Policies, Request Forms, and Employee Communication

Employers need to give thought now as to what they want to include in their request forms or on supplemental forms to be provided to an employee.  It’s not a “one-size-fits-all.”  On your form, should you let employees know that any time taken under the standard FMLA provisions limits the amount of time an employee can take under COVID-19 related FMLA leave? What call-out or check-in procedure will employees need to follow? Should employees be reminded about their (potential) ability to take MA Earned Sick Time?

If you’re a healthcare provider, do you want to opt out of the FFCRA time off requirements (in whole or in part)?  If so, how and when will you communicate this information to employees?

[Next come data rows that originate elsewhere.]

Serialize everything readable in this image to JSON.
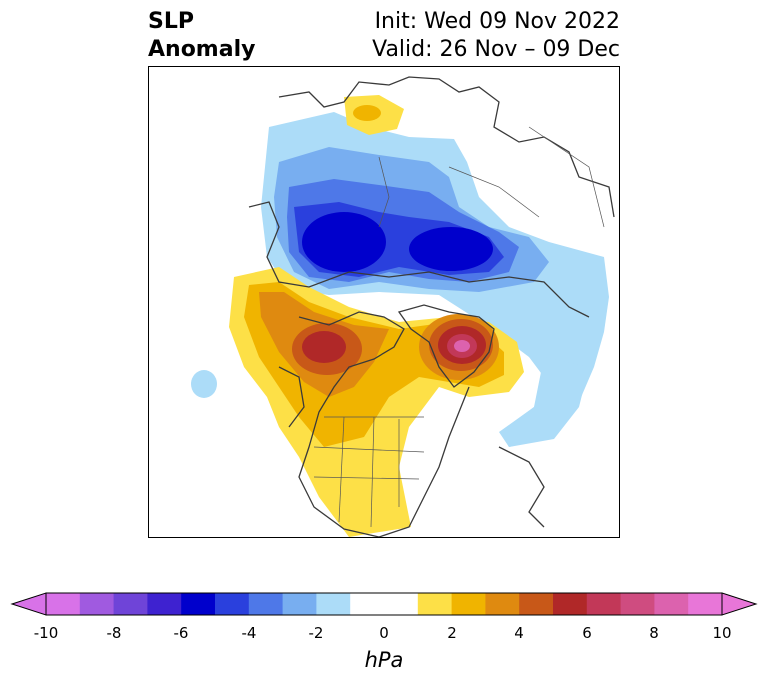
{
  "title": {
    "left_line1": "SLP",
    "left_line2": "Anomaly",
    "right_line1": "Init: Wed 09 Nov 2022",
    "right_line2": "Valid: 26 Nov – 09 Dec"
  },
  "colorbar": {
    "unit": "hPa",
    "ticks": [
      "-10",
      "-8",
      "-6",
      "-4",
      "-2",
      "0",
      "2",
      "4",
      "6",
      "8",
      "10"
    ],
    "colors": [
      "#d872e8",
      "#a05ae0",
      "#6f44d8",
      "#3e22d0",
      "#0000cc",
      "#2a40dd",
      "#4e78e8",
      "#78aef0",
      "#acdcf8",
      "#ffffff",
      "#ffffff",
      "#fde047",
      "#f0b400",
      "#df8a10",
      "#c85818",
      "#b02828",
      "#c23858",
      "#cf4c80",
      "#dc62ae",
      "#e876d8"
    ],
    "extend": "both"
  },
  "map": {
    "projection": "polar-stereographic",
    "features": [
      "coastlines",
      "country-borders",
      "us-state-borders"
    ]
  }
}
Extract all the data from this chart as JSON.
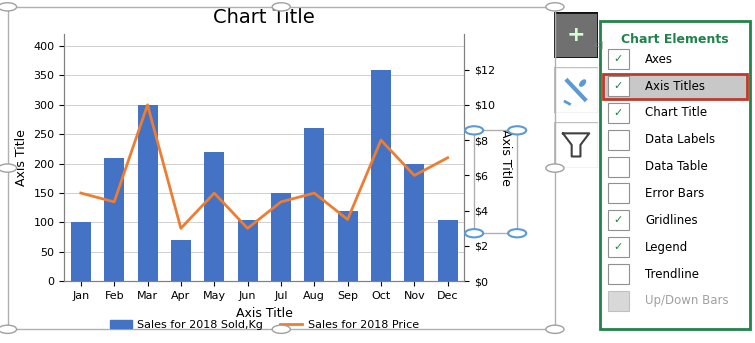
{
  "title": "Chart Title",
  "xlabel": "Axis Title",
  "ylabel_left": "Axis Title",
  "ylabel_right": "Axis Title",
  "categories": [
    "Jan",
    "Feb",
    "Mar",
    "Apr",
    "May",
    "Jun",
    "Jul",
    "Aug",
    "Sep",
    "Oct",
    "Nov",
    "Dec"
  ],
  "bar_values": [
    100,
    210,
    300,
    70,
    220,
    105,
    150,
    260,
    120,
    360,
    200,
    105
  ],
  "line_values": [
    5,
    4.5,
    10,
    3,
    5,
    3,
    4.5,
    5,
    3.5,
    8,
    6,
    7
  ],
  "bar_color": "#4472C4",
  "line_color": "#ED7D31",
  "left_ylim": [
    0,
    420
  ],
  "left_yticks": [
    0,
    50,
    100,
    150,
    200,
    250,
    300,
    350,
    400
  ],
  "right_ylim": [
    0,
    14
  ],
  "right_yticks_labels": [
    "$0",
    "$2",
    "$4",
    "$6",
    "$8",
    "$10",
    "$12"
  ],
  "right_yticks_vals": [
    0,
    2,
    4,
    6,
    8,
    10,
    12
  ],
  "legend_label_bar": "Sales for 2018 Sold,Kg",
  "legend_label_line": "Sales for 2018 Price",
  "chart_elements": [
    "Axes",
    "Axis Titles",
    "Chart Title",
    "Data Labels",
    "Data Table",
    "Error Bars",
    "Gridlines",
    "Legend",
    "Trendline",
    "Up/Down Bars"
  ],
  "checked_items": [
    "Axes",
    "Axis Titles",
    "Chart Title",
    "Gridlines",
    "Legend"
  ],
  "highlighted_item": "Axis Titles",
  "panel_border_color": "#1E8449",
  "panel_bg": "#FFFFFF",
  "highlight_bg": "#C8C8C8",
  "highlight_border": "#C0392B",
  "check_color": "#1E8449",
  "title_color": "#1E8449",
  "disabled_items": [
    "Up/Down Bars"
  ],
  "disabled_color": "#A0A0A0",
  "btn_plus_bg": "#707070",
  "btn_border": "#303030",
  "selection_handle_color": "#A0A0A0",
  "right_axis_label_box_color": "#5B9BD5"
}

Before you can prepare a request form, you need to give serious consideration about the information you want to provide to the employee in connection with the request.  Will employees who are diagnosed with COVID-19 be required to provide a list of employees with whom they worked in close quarters prior to the diagnosis?  There are many questions to be considered and answered before you can disseminate information to employees.  We recommend that your first step be to develop a COVID-19 leave policy and a means by which you want to communicate your policy to your employees.  Stressful and concerning events trigger employees’ need for qualified leave.  Providing employees with a “heads up” as to what to expect when they need to apply for leave is likely to reduce any additional stress that could result from not knowing what to do to take leave.